There were so many brilliant people there (all the accomplished writers that make up the MFA faculty, Corrine Clegg Hales and John Hales. Steven Church, Tim Skeen, as well as many of Fresno’s exciting young writers like Lee Herrick, Tim Z. Hernandez, Mike Medrano, and my own brother Kenneth R. Chacon, and so many others, graduate students, teachers, others who just happened to walk in) so many brilliant minds that their collective imaginations filling the room could give radiant form to even the least of my stories.

It was a great success because of them.

After the reading, we had to bring another box of books from the rental car, and we sold twice as much as the bookstore even had in stock.

Sasha, Kafka and I had a free weekend before we had to make our way to the next stop, Hayward, to Chabot College, where I presented to the Puente students.

Talk about brilliant minds.

Next entry, I’ll talk about the Puente Students.

Sunday, March 15, 2009

Benediction



Before I left El Paso, I visited a middle School in Las Cruces, where most of the 120 students I read to were Chicanos, poor like me, some of who would be labeled "at risk" like me.


I read them a new story, one that's still unpublished, and I answered their questions.

Their teacher the amazing true believer in justice, Lisa Weinbaum, had assigned them to read two or three of my stories, including "Too White," "Mexican Table," and "Godoy Lives," all of them from my first book Chicano Chicanery.




They were ready with questions, their hands shooting up, and their little mouths making Arnold Horseshack noises,
Ooo, ooo, pick me!

And then something amazing happened.

Remember, these kids are not the richest kids on the border. Their parents work hard to survive in the economy, but the teacher had told the parents that a Chicano writer would be visiting campus, and if they wanted to send their kids with money, they could buy a book.

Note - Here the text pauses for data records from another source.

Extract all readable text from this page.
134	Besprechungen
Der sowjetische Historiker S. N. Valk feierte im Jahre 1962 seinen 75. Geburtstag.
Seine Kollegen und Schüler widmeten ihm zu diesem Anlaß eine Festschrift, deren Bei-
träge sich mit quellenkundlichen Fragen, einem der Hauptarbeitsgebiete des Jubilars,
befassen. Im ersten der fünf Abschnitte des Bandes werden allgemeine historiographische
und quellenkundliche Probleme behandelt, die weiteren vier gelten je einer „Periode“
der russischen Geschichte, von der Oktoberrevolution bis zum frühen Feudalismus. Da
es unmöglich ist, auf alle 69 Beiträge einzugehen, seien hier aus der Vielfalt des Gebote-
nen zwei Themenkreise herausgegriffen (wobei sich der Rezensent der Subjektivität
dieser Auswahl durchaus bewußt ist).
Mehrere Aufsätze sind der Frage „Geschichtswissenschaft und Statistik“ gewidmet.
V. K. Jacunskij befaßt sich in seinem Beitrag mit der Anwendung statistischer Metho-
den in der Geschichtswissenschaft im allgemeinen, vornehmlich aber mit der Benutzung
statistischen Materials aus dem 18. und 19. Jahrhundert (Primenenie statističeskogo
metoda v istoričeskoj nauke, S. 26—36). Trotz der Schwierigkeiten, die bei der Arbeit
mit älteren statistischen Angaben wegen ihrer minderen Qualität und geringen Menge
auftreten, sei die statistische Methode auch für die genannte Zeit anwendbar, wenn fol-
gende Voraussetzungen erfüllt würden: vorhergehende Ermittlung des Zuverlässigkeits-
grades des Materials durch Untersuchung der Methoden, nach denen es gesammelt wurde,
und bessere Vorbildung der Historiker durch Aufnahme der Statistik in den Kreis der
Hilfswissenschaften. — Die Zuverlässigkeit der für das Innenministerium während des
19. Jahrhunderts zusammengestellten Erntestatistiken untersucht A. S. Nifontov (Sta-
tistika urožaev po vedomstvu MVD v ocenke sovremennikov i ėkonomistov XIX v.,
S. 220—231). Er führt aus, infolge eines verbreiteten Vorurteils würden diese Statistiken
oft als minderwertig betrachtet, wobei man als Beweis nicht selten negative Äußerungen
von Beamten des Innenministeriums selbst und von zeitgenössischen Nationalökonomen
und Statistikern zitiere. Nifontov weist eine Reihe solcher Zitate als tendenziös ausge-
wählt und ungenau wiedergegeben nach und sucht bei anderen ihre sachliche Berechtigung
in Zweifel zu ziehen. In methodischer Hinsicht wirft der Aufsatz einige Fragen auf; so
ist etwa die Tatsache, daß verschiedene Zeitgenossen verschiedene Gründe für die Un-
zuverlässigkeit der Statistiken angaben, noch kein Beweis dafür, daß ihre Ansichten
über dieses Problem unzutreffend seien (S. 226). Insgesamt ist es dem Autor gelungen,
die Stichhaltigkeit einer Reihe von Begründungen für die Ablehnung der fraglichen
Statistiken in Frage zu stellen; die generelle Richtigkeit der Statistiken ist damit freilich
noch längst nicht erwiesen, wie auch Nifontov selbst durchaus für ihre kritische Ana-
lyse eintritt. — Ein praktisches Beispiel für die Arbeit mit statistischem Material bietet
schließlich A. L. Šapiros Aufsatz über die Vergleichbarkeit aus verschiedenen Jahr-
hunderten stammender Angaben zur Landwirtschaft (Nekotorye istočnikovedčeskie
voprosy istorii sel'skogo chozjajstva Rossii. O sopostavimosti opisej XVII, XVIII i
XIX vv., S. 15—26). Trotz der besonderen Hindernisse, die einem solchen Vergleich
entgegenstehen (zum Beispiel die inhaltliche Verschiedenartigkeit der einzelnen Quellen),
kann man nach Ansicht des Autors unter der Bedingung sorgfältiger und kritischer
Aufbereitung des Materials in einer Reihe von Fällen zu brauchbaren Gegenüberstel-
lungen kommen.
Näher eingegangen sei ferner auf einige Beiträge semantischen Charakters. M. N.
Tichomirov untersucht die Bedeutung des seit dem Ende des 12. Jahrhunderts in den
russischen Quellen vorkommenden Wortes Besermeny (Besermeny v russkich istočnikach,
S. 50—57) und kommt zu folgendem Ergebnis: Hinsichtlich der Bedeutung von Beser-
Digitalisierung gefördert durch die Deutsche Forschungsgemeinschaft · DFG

I only brought ten books, thinking that only a few would sell.

I've been to readings at universities where only two or three books sell. I've been to other places where all the books sell out.

But after the questions were over, when the kids picked up their backpacks and slung them over their shoulders, they didn't leave. They gathered around the table where I had my books. They held out their money and asked me if I would sign a book for them.

I sold all of them (and gave one away).

It was so cute, but it was more than that. It showed me something Life has been teaching me for many years now.

Recognition from the top doesn't matter. It doesn't matter if I'm invited to great ivory tower universities, where white men with patches on their sport-coat elbows stand in line to buy my book and later write papers about the many metaphorical possibilities of my landscapes.

What matters is to be recognized by the kids at Lynn Middle School.

What matters is that right now and for who knows how many years into the future, my book will be on the shelves of their homes, maybe even one of the few books in the house, and even if they don't read it now, even if it sits unopened for many years, it's there, in their homes. Maybe someday when when they're in high school or when they're adults, they'll open the book and release my spirit into their lives.

And I loved that I started my tour at a Middle School with a majority of Chicano students.

It was like the benediction that opens a poetry book.

It was like a blessing, 120 tiny hands on my head and shoulders blessing me for my journey, blessing my new book.